El mundo es cruel. Éste es un siglo cruel. La televisión es cruel. Pero hay crueldades estúpidas, gratuitas. Crueldades causadas no por la maldad, sino por la estupidez y por la demagogia. Y siempre hace más daño un estúpido o un demagogo que un malvado. AI malo, según los sitios y los usos sociales, se le vuelan los huevos y santas pascuas, o se le reinserta, o se le compra. Pero al estúpido y al demagogo no hay manera de quitárselos de encima: te salen hasta en la sopa, te chulean el tabaco, le dan la paliza y te gangrenan la vida con su buena voluntad y su torpeza, y encima no puedes darles, por su propia ambigüedad, el sartenazo definitivo que los borre del mapa. Por eso el arriba firmante está, y ustedes disculpen, hasta arriba de los cantamañanas que tienen más peligro con su buena voluntad que un majara con un Kalashnikov y doscientos cartuchos en el bolsillo. Y en esa categoría de sopladores de vidrio incluyo, con perdón, a los hombres y mujeres llenos de buena voluntad que jalean lo de traerse a niños saharauis, bosnios, colombianos, bantúes, lapones o lo que sean, para tenerlos una temporada a cuerpo de rey en un contexto familiar y social que no es el suyo, y luego, hala, catapultarlos otra vez a la sangre y a la miseria, llenos de frustración y añoranza, cuando ya saben perfectamente lo que se están perdiendo por tercermundistas y por gilipollas. Como si el vivir en la guerra y la pobreza fuera algo que hubieran escogido o estuviera en su humilde mano cambiar.
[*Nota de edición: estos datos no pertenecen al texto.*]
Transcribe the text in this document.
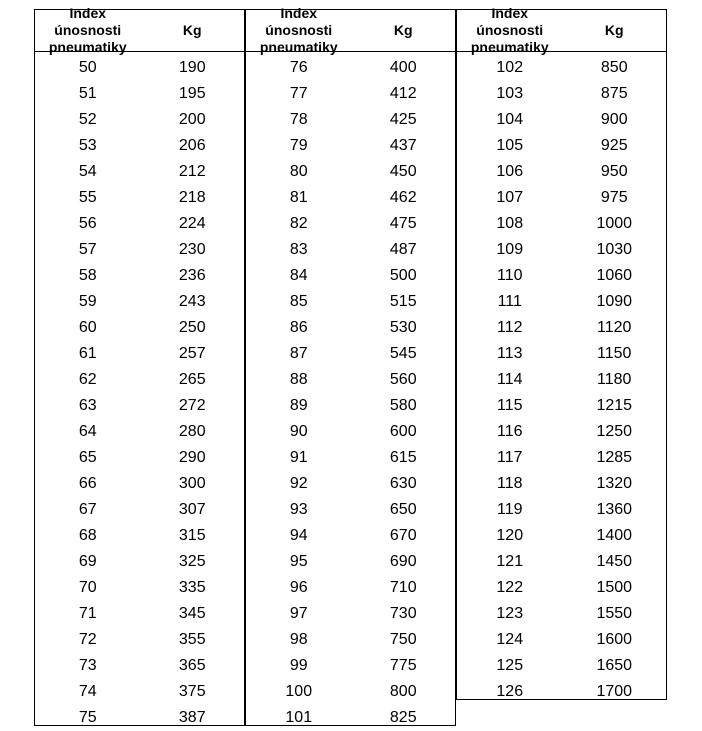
Index únosnosti
pneumatiky
Kg
50	190
51	195
52	200
53	206
54	212
55	218
56	224
57	230
58	236
59	243
60	250
61	257
62	265
63	272
64	280
65	290
66	300
67	307
68	315
69	325
70	335
71	345
72	355
73	365
74	375
75	387
Index únosnosti
pneumatiky
Kg
76	400
77	412
78	425
79	437
80	450
81	462
82	475
83	487
84	500
85	515
86	530
87	545
88	560
89	580
90	600
91	615
92	630
93	650
94	670
95	690
96	710
97	730
98	750
99	775
100	800
101	825
Index únosnosti
pneumatiky
Kg
102	850
103	875
104	900
105	925
106	950
107	975
108	1000
109	1030
110	1060
111	1090
112	1120
113	1150
114	1180
115	1215
116	1250
117	1285
118	1320
119	1360
120	1400
121	1450
122	1500
123	1550
124	1600
125	1650
126	1700
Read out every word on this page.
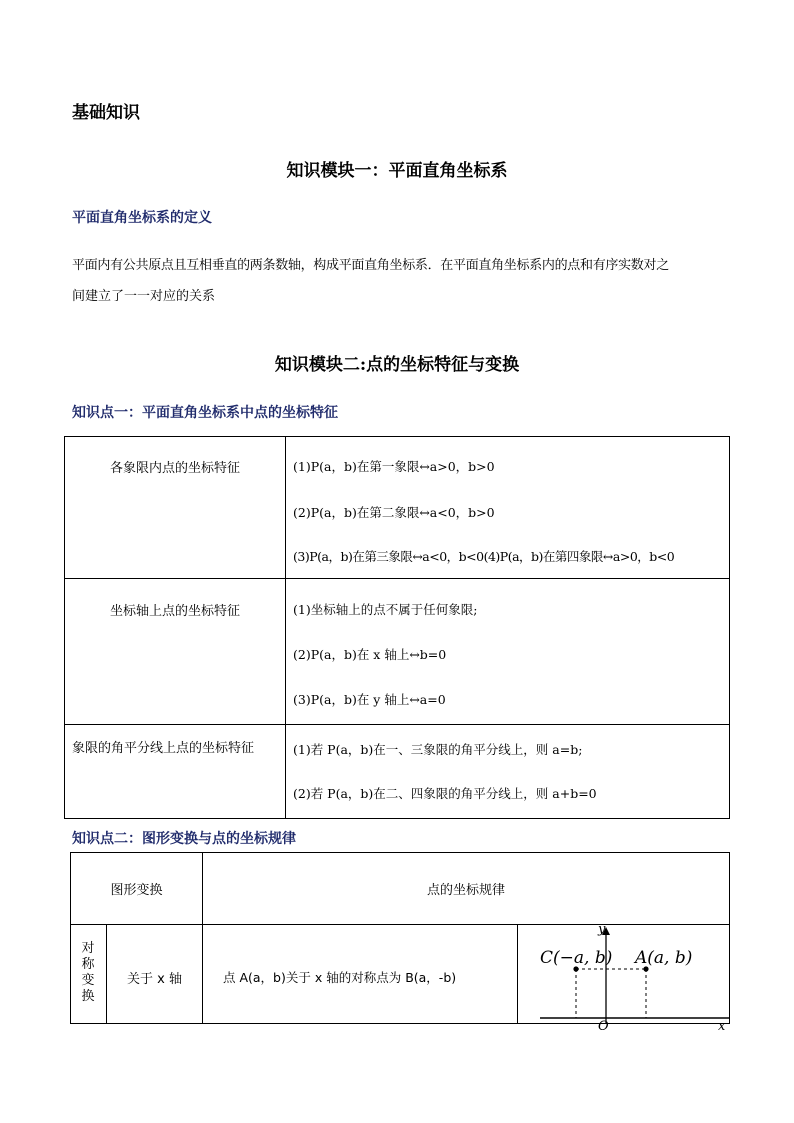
基础知识
知识模块一：平面直角坐标系
平面直角坐标系的定义
平面内有公共原点且互相垂直的两条数轴，构成平面直角坐标系．在平面直角坐标系内的点和有序实数对之
间建立了一一对应的关系
知识模块二:点的坐标特征与变换
知识点一：平面直角坐标系中点的坐标特征
各象限内点的坐标特征	(1)P(a，b)在第一象限↔a>0，b>0
(2)P(a，b)在第二象限↔a<0，b>0
(3)P(a，b)在第三象限↔a<0，b<0(4)P(a，b)在第四象限↔a>0，b<0

坐标轴上点的坐标特征	(1)坐标轴上的点不属于任何象限;
(2)P(a，b)在 x 轴上↔b=0
(3)P(a，b)在 y 轴上↔a=0

象限的角平分线上点的坐标特征	(1)若 P(a，b)在一、三象限的角平分线上，则 a=b;
(2)若 P(a，b)在二、四象限的角平分线上，则 a+b=0
知识点二：图形变换与点的坐标规律
图形变换		点的坐标规律	

对称变换	关于 x 轴	点 A(a，b)关于 x 轴的对称点为 B(a，-b)	C(−a, b) A(a, b)
y
O x
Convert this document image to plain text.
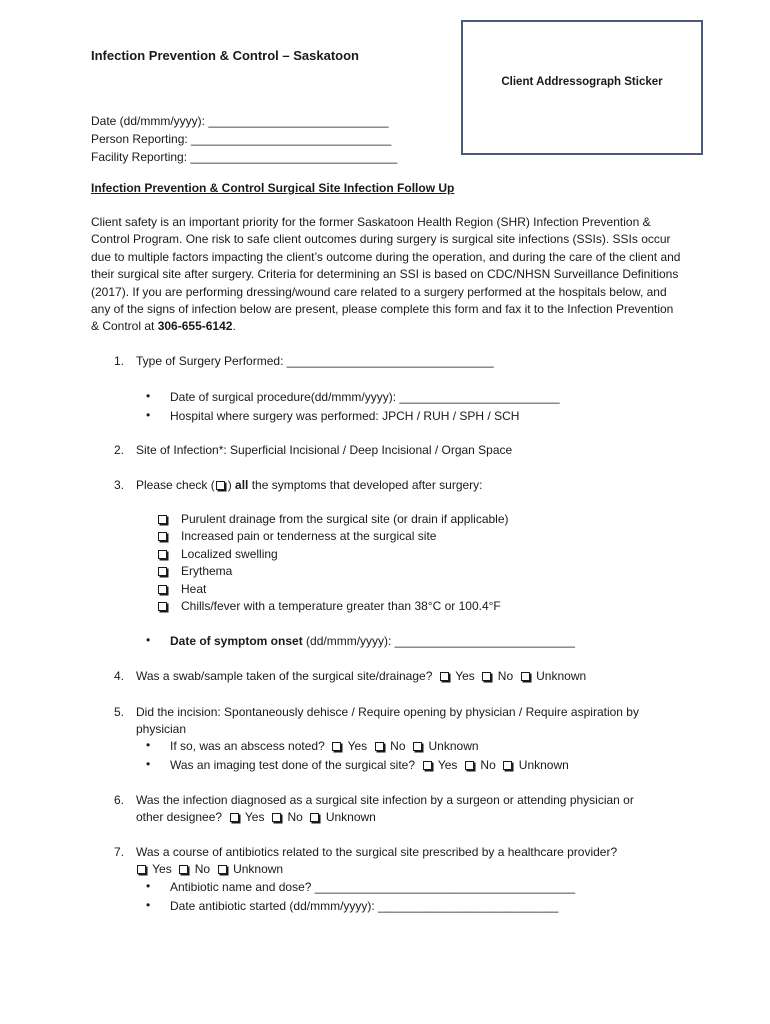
Infection Prevention & Control – Saskatoon
Client Addressograph Sticker
Date (dd/mmm/yyyy): ___________________________
Person Reporting: ______________________________
Facility Reporting: _______________________________
Infection Prevention & Control Surgical Site Infection Follow Up
Client safety is an important priority for the former Saskatoon Health Region (SHR) Infection Prevention & Control Program. One risk to safe client outcomes during surgery is surgical site infections (SSIs). SSIs occur due to multiple factors impacting the client’s outcome during the operation, and during the care of the client and their surgical site after surgery. Criteria for determining an SSI is based on CDC/NHSN Surveillance Definitions (2017). If you are performing dressing/wound care related to a surgery performed at the hospitals below, and any of the signs of infection below are present, please complete this form and fax it to the Infection Prevention & Control at 306-655-6142.
1. Type of Surgery Performed: _______________________________
• Date of surgical procedure(dd/mmm/yyyy): ________________________
• Hospital where surgery was performed: JPCH / RUH / SPH / SCH
2. Site of Infection*: Superficial Incisional / Deep Incisional / Organ Space
3. Please check ( ) all the symptoms that developed after surgery:
Purulent drainage from the surgical site (or drain if applicable)
Increased pain or tenderness at the surgical site
Localized swelling
Erythema
Heat
Chills/fever with a temperature greater than 38°C or 100.4°F
• Date of symptom onset (dd/mmm/yyyy): ___________________________
4. Was a swab/sample taken of the surgical site/drainage? Yes No Unknown
5. Did the incision: Spontaneously dehisce / Require opening by physician / Require aspiration by
physician
• If so, was an abscess noted? Yes No Unknown
• Was an imaging test done of the surgical site? Yes No Unknown
6. Was the infection diagnosed as a surgical site infection by a surgeon or attending physician or
other designee? Yes No Unknown
7. Was a course of antibiotics related to the surgical site prescribed by a healthcare provider?
Yes No Unknown
• Antibiotic name and dose? _______________________________________
• Date antibiotic started (dd/mmm/yyyy): ___________________________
Aunque, bien mirado, tal vez sí esté en su mano. A fin de cuentas, esos niños a los que traemos para hacer la buena acción de la semana, y los paseamos por la tele como las marquesas de Serafín paseaban a sus pobres, aprenden aquí hasta qué punto lo material reemplaza valores, sentimientos y cultura. Y de ese modo regresan a su tierra conscientes de la injusticia y de la gran mentira que arbolamos por bandera. Hechos unos auténticos desgraciados, porque su bosque de la Amazonia, su desierto, la calle donde juegan en el suburbio de Medellín, nunca volverán a ser los mismos. Y yo prefiero creer que, gracias a esa dolorosa lucidez, algunos de esos niños llegarán a envidiarnos tanto, o a odiamos tanto, que de mayores cogerán la escopeta y la goma-2 dispuestos a no resignarse al bonito recuerdo de Papá Noel y los copos de nieve. Decididos a pegarle niego a su maldito mundo y a este otro, el de los benefactores que los sacaban en la tele. Y a poner a la presentadora lacrimógena mirando para Triana. Los pobres suelen ser gente poco agradecida.